La necessità della stanchezza
Così ci ritroviamo gettati nel bel mezzo di un mondo felice che mette a disposizione una vasta gamma di maschere e di personalità da indossare all’occorrenza. Affamati di successo e di ambizione ci muoviamo con il solo scopo di raggiungere un traguardo che, a sua volta, è solo l’inizio di un nuovo tragitto.
Vietato fermarsi, peggio ancora provare stanchezza o sentire dentro di noi il puzzo del fallimento. Non possiamo fallire, toppare, scansare l’obiettivo. Non possiamo permettercelo e tanto meno possiamo accettare che qualcun altro ci sbarri il cammino.
L’uomo che si accontenta è un modello da non imitare; la persona che vive di poco, che non cerca la fama, non è contemplato in questo universo felice e sorridente. È vergognoso che qualcuno accetti il proprio destino, accetti il silenzio, accetti la regola, non sia all’altezza della situazione. Ma se guardiamo attentamente, anche gli uomini di azione, pregni di quell’inappagabile vitalismo che li rende iperattivi, non sono che stanchi, prossimi a indossare le maschere messe a disposizione da una sorridente tristezza, da una sgargiante depressione che viene tenuta a bada da farmici che annullano le emozioni. Così, vivere senza emozioni, distaccandosi per un attimo da sé, diventa un momento di meritato riposo, una vacanza dall’ego.
Nel tempo della felicità illimitata, la tragedia dominante è quella dell’uomo che si dà in pasto a ogni avventura, che mette in gioco se stesso per dimostrare solo a se stesso che non c’è altro uomo all’infuori di lui. La soddisfazione sta in questa filastrocca che viene cantata a squarciagola. E mentre il copione della contentezza viene recitato con attenzione, qualcosa ci divora, ci chiede di cambiare; ma più anela l’anima verso la liberazione dallo stress quotidiano, più qualcosa la trattiene, la lega e la salda a un corpo che deve correre, resistere, vincere mille volte.
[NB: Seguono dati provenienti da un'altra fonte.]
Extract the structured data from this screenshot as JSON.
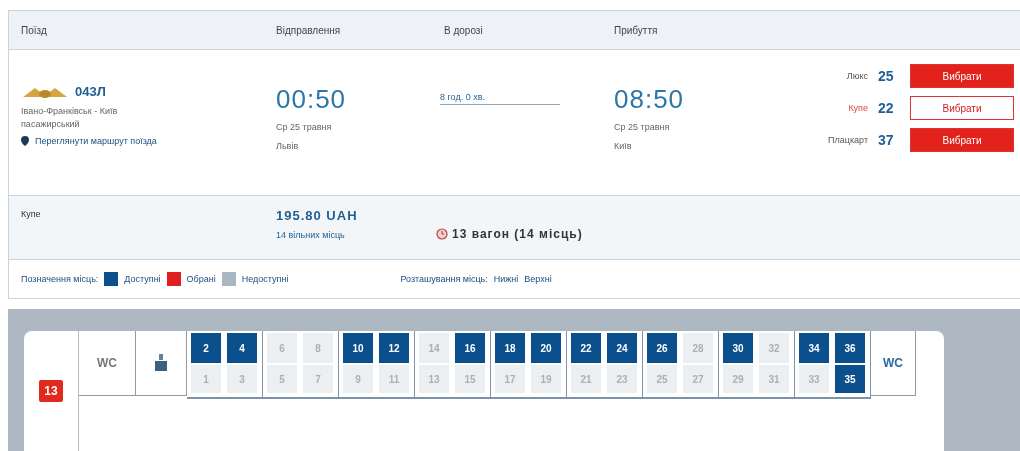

E più ardua è la sfida che ci imponiamo più sale la tensione e la febbre, e il dolore, e l’angoscia, e l’ansia, ma l’importante è non dimostrare la debolezza.
Benedetti quindi gli uomini stanchi, senza traguardi, senza obiettivi, che contemplano la vastità e se ne lasciano divorare, perché essere nulla costa tanto e costa fatica.